Kurucu değerlerimizi hatırlayarak çıkartacağız.
Atatürk’ün koyduğu o büyük vizyona, Cumhuriyetimizin o kutlu iradesine sarılarak çıkartacağız.
Sen ve arkadaşların, istediğiniz kadar yıkmaya çalışın,
biz milletimizle el ele, omuz omuza verip, Türkiye’yi düze çıkartacağız!
Sen de oturup, muhalefet sıralarından,
memleket nasıl yönetilirmiş kıskançlıkla izleyeceksin.
Şimdiden alışsan iyi edersin.
Aziz milletim;
Vatanı sevmek;
Toprağını, ağacını, suyunu ve mahsulünü de sevmektir.
Doğayı korumak, kollamak ve gözetmek;
aslında vatanı savunmaktır.
Suyun kirlenmesine, ağacın kesilmesine, toprağın yok edilmesine karşı çıkmak;
bugününü, yarınını ve geleceğini korumaktır.
Ama maalesef, iktidar mensupları,
bu bilinçten tamamen uzak zihniyetleri ve eylemleriyle,
bizleri, her gün yeni bir cephede savaşmaya zorluyor.
“Çevreciliğin destanını yazdık.” diye övünenler,
adeta, bizlere yaşanabilir bir çevre bırakmamak için çalışıyor.
Döktüğü betonun yanına, peyzaj olarak üç beş fidan dikmeyi,
çevrecilik zanneden, betonarme çapsızlık,
bizlerin gönlünde, her gün yeni bir yara açıyor.
Mekan değişiyor, zaman değişiyor
ama cennet doğamıza edilen ihanet değişmiyor.
Nitekim bugün de, sistematik bir ihanet zincirinin, son halkasına şahitlik ediyoruz.
Marmaris Millî Parkı içerisinde bulunan, Kızılbük Koyu’nda,
büyük bir talan, bir doğa katliamı yapılıyor.

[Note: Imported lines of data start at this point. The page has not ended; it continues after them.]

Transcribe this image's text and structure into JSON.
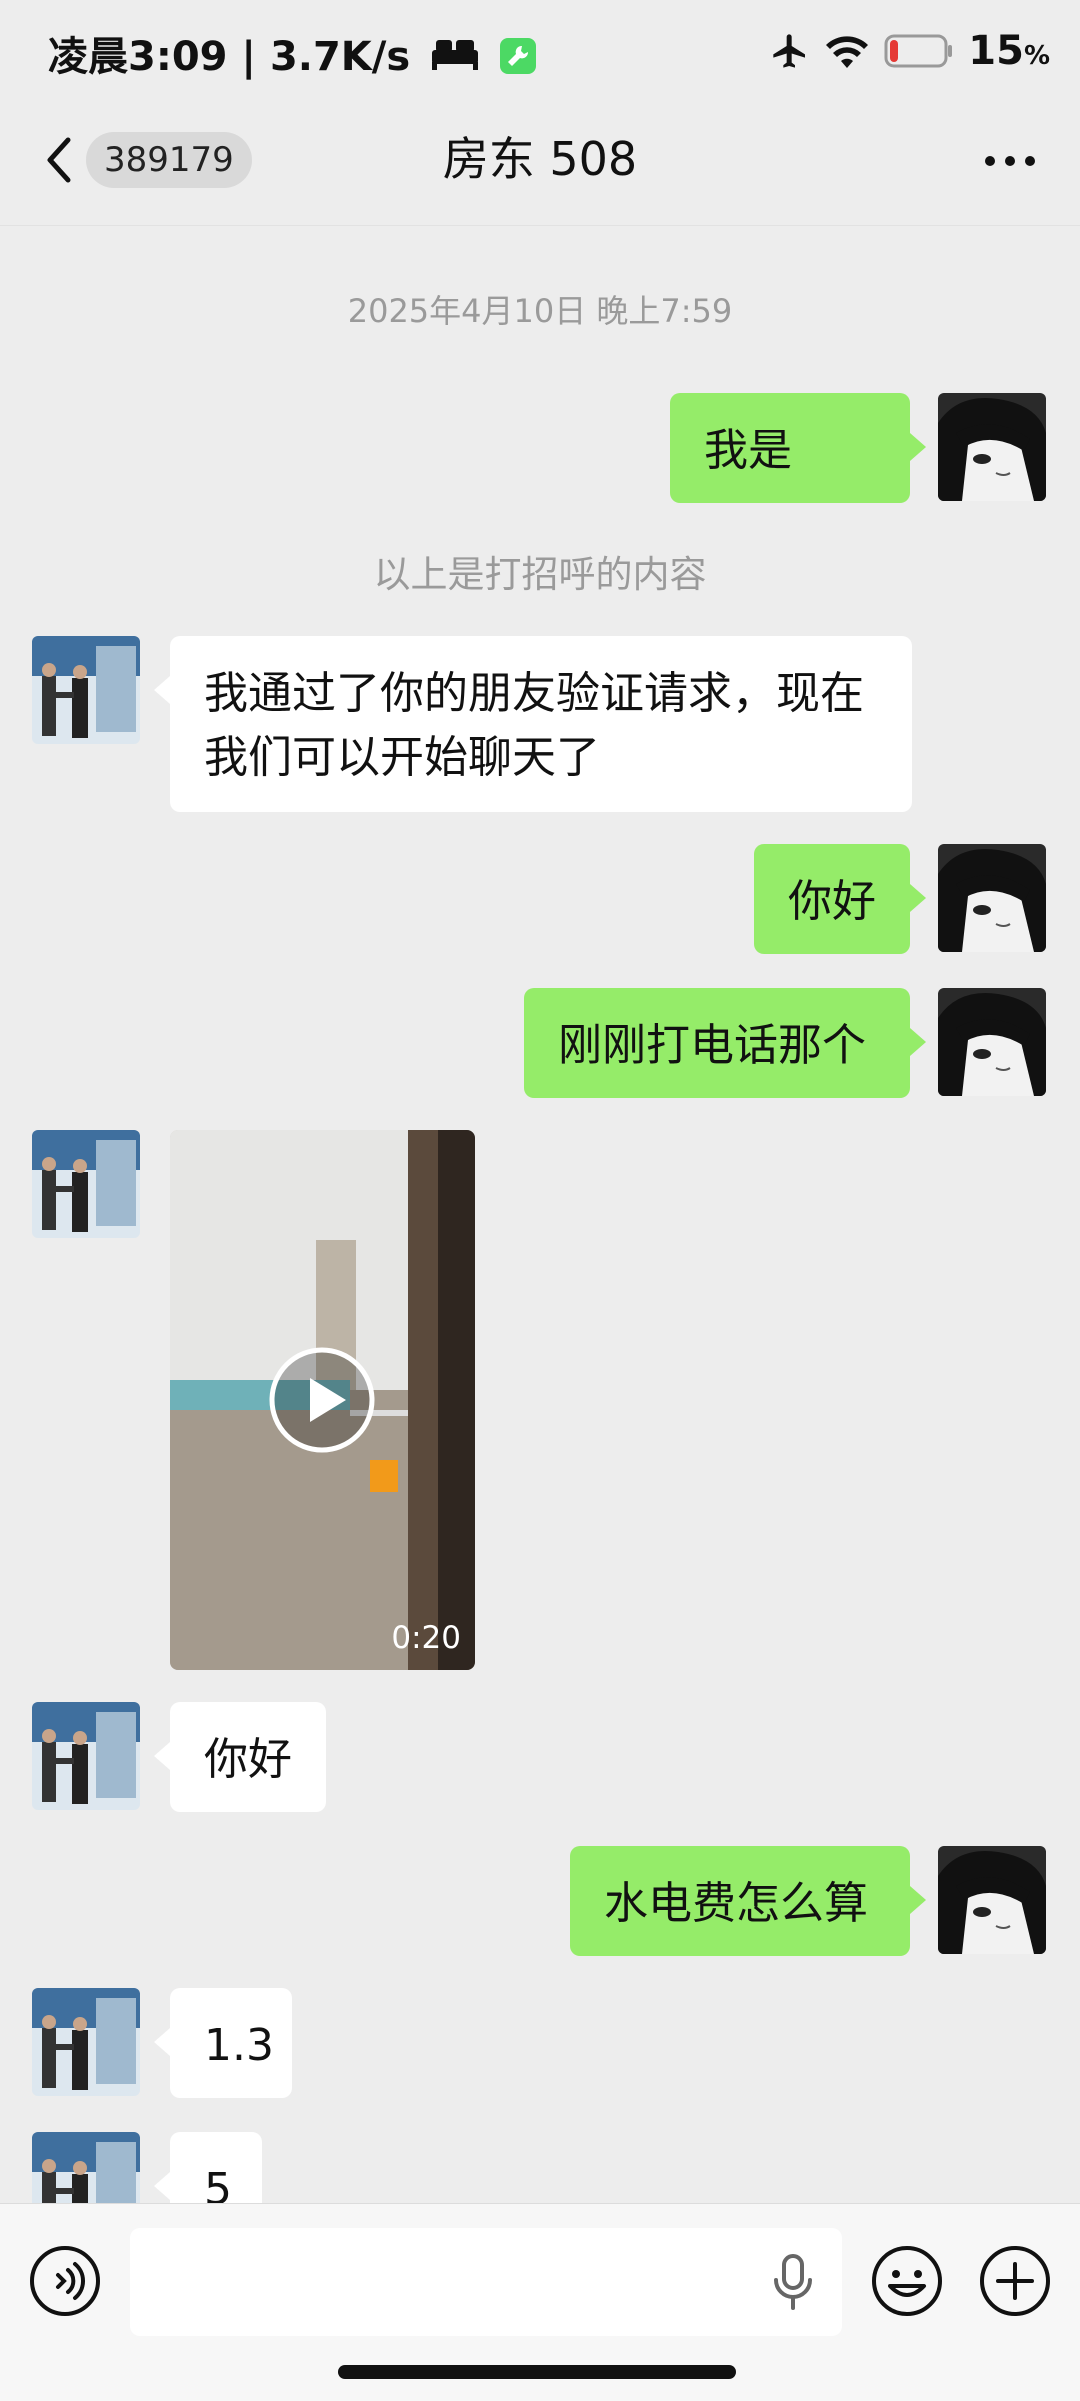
{
  "status_bar": {
    "time_speed": "凌晨3:09 | 3.7K/s",
    "battery_percent": "15",
    "battery_unit": "%",
    "battery_level": 0.15,
    "icons": [
      "bed-icon",
      "tool-app-icon",
      "airplane-icon",
      "wifi-icon",
      "battery-icon"
    ]
  },
  "header": {
    "unread_count": "389179",
    "title": "房东 508",
    "back_icon": "chevron-left-icon",
    "more_icon": "more-dots-icon"
  },
  "chat": {
    "timestamp": "2025年4月10日 晚上7:59",
    "greeting_notice": "以上是打招呼的内容",
    "messages": [
      {
        "sender": "me",
        "text": "我是"
      },
      {
        "sender": "other",
        "text": "我通过了你的朋友验证请求，现在我们可以开始聊天了"
      },
      {
        "sender": "me",
        "text": "你好"
      },
      {
        "sender": "me",
        "text": "刚刚打电话那个"
      },
      {
        "sender": "other",
        "type": "video",
        "duration": "0:20"
      },
      {
        "sender": "other",
        "text": "你好"
      },
      {
        "sender": "me",
        "text": "水电费怎么算"
      },
      {
        "sender": "other",
        "text": "1.3"
      },
      {
        "sender": "other",
        "text": "5"
      }
    ]
  },
  "input_bar": {
    "value": "",
    "icons": [
      "voice-icon",
      "microphone-icon",
      "emoji-icon",
      "plus-icon"
    ]
  },
  "colors": {
    "background": "#ededed",
    "my_bubble": "#95ec69",
    "other_bubble": "#ffffff",
    "battery_low": "#e53935",
    "app_icon": "#4cd964"
  }
}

Rantiyeler yine iş başında…
Yine bir otel, yine bir inşaat projesi uğruna,
ormanlarımız, nefesimiz, canımız kesiliyor.
Buradan,
Kağıt üzerinde, Çevre, Şehircilik ve İklim Bakanı olarak geçen,
gerçekte ise, çevremizin, şehirlerimizin ve iklimimizin tarumarına sessiz kalıp, yol veren,
Murat Kurum’a ve Muğla Valiliğine sormak istiyorum:
“ÇED raporu gerekli değildir.” kararını hangi çıkara, hangi amaca,
ve hangi beklentiye göre verdiniz?
Milletimizin gözünün içine baka baka, patlatılan dinamitlerle,
millî parkımızın, ağaçlarımızın ve endemik bitkilerimizin yok oluşuna,
neyin karşılığında göz yumuyorsunuz?
“Kimse görmez, ne de olsa basın bizde;
Kimse duymaz, ne de olsa sansür bizde;
Kimse bilmez, ne de olsa yargı bizde;” diyerek hareket edince,
yapılanlara göz yumacağımızı mı sanıyorsunuz?
Eğer Muğla’mızı sahipsiz,
Millî Parklarımızı da kimsesiz zannediyorsanız;
Çok yanılıyorsunuz!
Millete inat, patrona itaat anlayışınızla,
devrinizin daim olacağını sanıyorsanız;
Çok yanılıyorsunuz!
Adı, Yap-İşlet-Devret,
Özü, “Yak-Yağmala-Yok et” projeleriniz,
yanınıza kalır diye düşünüyorsanız;
Çok yanılıyorsunuz!
Çünkü artık İYİ Parti var.
Milletimizin çalınan ve yağmalanan her bir karış toprağının,
kopartılan her bir çiçeğinin, ağacının hesabını soracağız!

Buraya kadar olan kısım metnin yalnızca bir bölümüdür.